Note on built-in math functions
While traditionally all mathematical functions would reside in an external library (such as libm), GCC may replace calls to certain functions by calls to built-in versions or may evaluate them at compile time (using MPFR) in some circumstances. Functions are only evaluated at compile time if the rounding mode is known to be round to even (-fno-rounding-math), or if the result is exact and does not depend on the rounding mode. Compile-time evaluation always rounds correctly, even for transcendental functions. However, as library functions may not be correctly rounded for all arguments, function results may differ depending on whether they are evaluated at compile time or at run time.
Built-in functions have names such as __builtin_sqrt. What built-in functions are used by GCC depends on the mode. By default, built-in functions are only used when they provide the semantics guaranteed by the C99 standard. However, with -funsafe-math-optimizations, substituted functions may have less precision or be restricted to a smaller domain.
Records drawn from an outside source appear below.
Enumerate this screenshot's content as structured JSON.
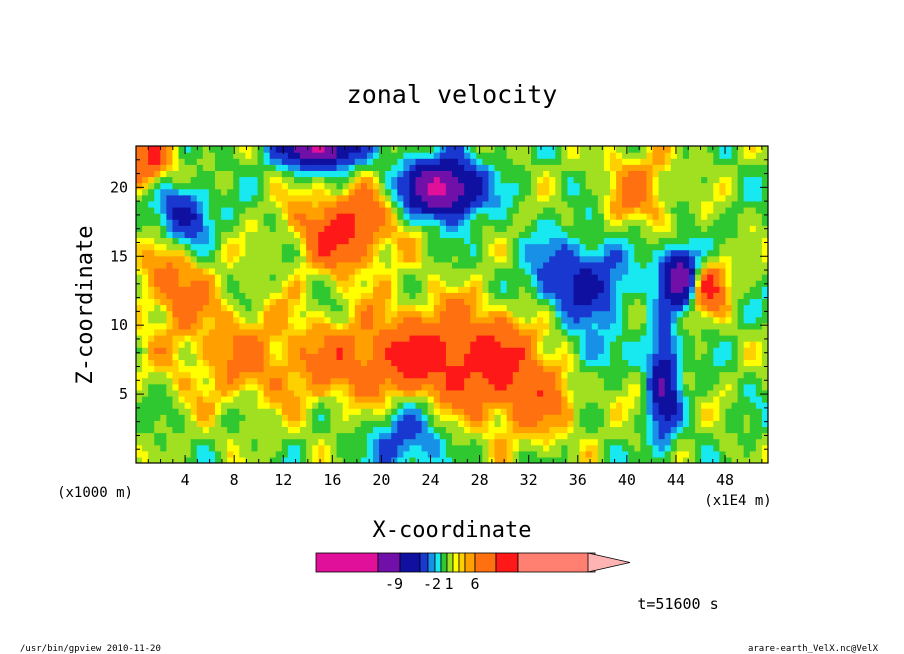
{
  "chart_data": {
    "type": "heatmap",
    "title": "zonal velocity",
    "xlabel": "X-coordinate",
    "ylabel": "Z-coordinate",
    "x_scale_note": "(x1000 m)",
    "x_scale_note_right": "(x1E4 m)",
    "xlim": [
      0,
      51.5
    ],
    "ylim": [
      0,
      23
    ],
    "x_ticks": [
      4,
      8,
      12,
      16,
      20,
      24,
      28,
      32,
      36,
      40,
      44,
      48
    ],
    "y_ticks": [
      5,
      10,
      15,
      20
    ],
    "time_label": "t=51600 s",
    "colorbar": {
      "colors": [
        "#e0109a",
        "#7010a8",
        "#1010a0",
        "#1838d0",
        "#1890e8",
        "#18e8f0",
        "#30c830",
        "#a0e020",
        "#ffff00",
        "#ffd000",
        "#ffa000",
        "#ff7010",
        "#ff1818",
        "#ff8070",
        "#ffb4b4"
      ],
      "tick_labels": [
        "-9",
        "-2",
        "1",
        "6"
      ]
    },
    "field_features": [
      {
        "kind": "negative-core",
        "x": 25,
        "z": 20,
        "level": -8
      },
      {
        "kind": "negative-core",
        "x": 45,
        "z": 14,
        "level": -9
      },
      {
        "kind": "negative-core",
        "x": 15,
        "z": 23,
        "level": -10
      },
      {
        "kind": "positive-core",
        "x": 17,
        "z": 18,
        "level": 8
      },
      {
        "kind": "positive-core",
        "x": 27,
        "z": 9,
        "level": 5
      },
      {
        "kind": "positive-core",
        "x": 46,
        "z": 13,
        "level": 7
      }
    ]
  },
  "footer": {
    "left": "/usr/bin/gpview   2010-11-20",
    "right": "arare-earth_VelX.nc@VelX"
  }
}
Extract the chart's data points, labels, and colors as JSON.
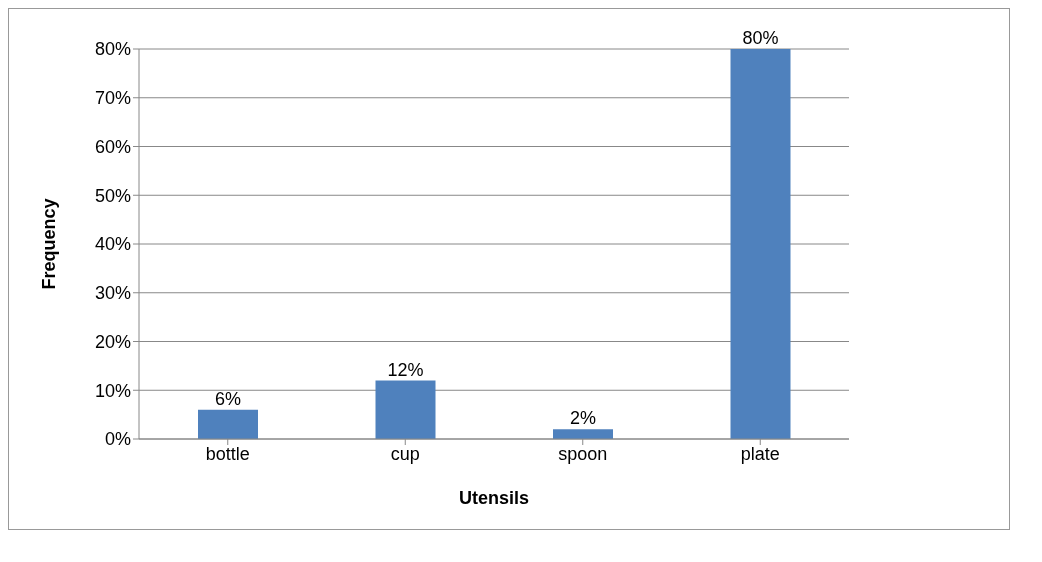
{
  "chart_data": {
    "type": "bar",
    "xlabel": "Utensils",
    "ylabel": "Frequency",
    "categories": [
      "bottle",
      "cup",
      "spoon",
      "plate"
    ],
    "values": [
      6,
      12,
      2,
      80
    ],
    "color": "#4f81bd",
    "value_labels": [
      "6%",
      "12%",
      "2%",
      "80%"
    ],
    "ylim": [
      0,
      80
    ],
    "yticks": [
      {
        "value": 0,
        "label": "0%"
      },
      {
        "value": 10,
        "label": "10%"
      },
      {
        "value": 20,
        "label": "20%"
      },
      {
        "value": 30,
        "label": "30%"
      },
      {
        "value": 40,
        "label": "40%"
      },
      {
        "value": 50,
        "label": "50%"
      },
      {
        "value": 60,
        "label": "60%"
      },
      {
        "value": 70,
        "label": "70%"
      },
      {
        "value": 80,
        "label": "80%"
      }
    ],
    "grid": "y"
  }
}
Use the option -fno-builtin-somefun to avoid somefun to be replaced by a built-in version. The option -fno-builtin prevents all autmatic use of built-in functions, including non-mathematical ones.
Note on x86 and m68080 floating-point math
For legacy x86 processors without SSE2 support, and for m68080 processors, GCC is only able to fully comply with IEEE 754 semantics for the IEEE double extended (long double) type. Operations on IEEE double precision and IEEE single precision values are performed using double extended precision. In order to have these operations rounded correctly, GCC would have to save the FPU control and status words, enable rounding to 24 or 53 mantissa bits and then restore the FPU state. This would be far too expensive.
The extra intermediate precision and range may cause flags not be set or traps not be raised. Also, for double precision, double rounding may affect the final results. Whether or not intermediate results are rounded to double precision or extended precision depends on optimizations being able to keep values in floating-point registers. The option -ffloat-store prevents GCC from storing floating-point results in registers. While this avoids the indeterministic behavior just described (at great cost), it does not prevent accuracy loss due to double rounding.
On more modern x86 processors that support SSE2, specifying the compiler options -mfpmath=sse -msse2 ensures all float and double operations are performed in SSE registers and correctly rounded. These options do not affect the ABI and should therefore be used whenever possible for predictable numerical results. For x86 targets that may not support SSE2, and for m68080 processors, use long double where exact rounding is required and explicitly convert to float or double when necessary. Using long double prevents loss of 80-bit accuracy when values must be spilled to memory. See x87note for further details.
For more information on mixing x87 and SSE math, see Math_Optimization_Flags.
Known Math Bugs
Implicit use of extended precision on x86 when using the x87 FPU, see x87note
-fsignaling-nans is still experimental and may not disable all optimizations that affect signaling NaN behavior.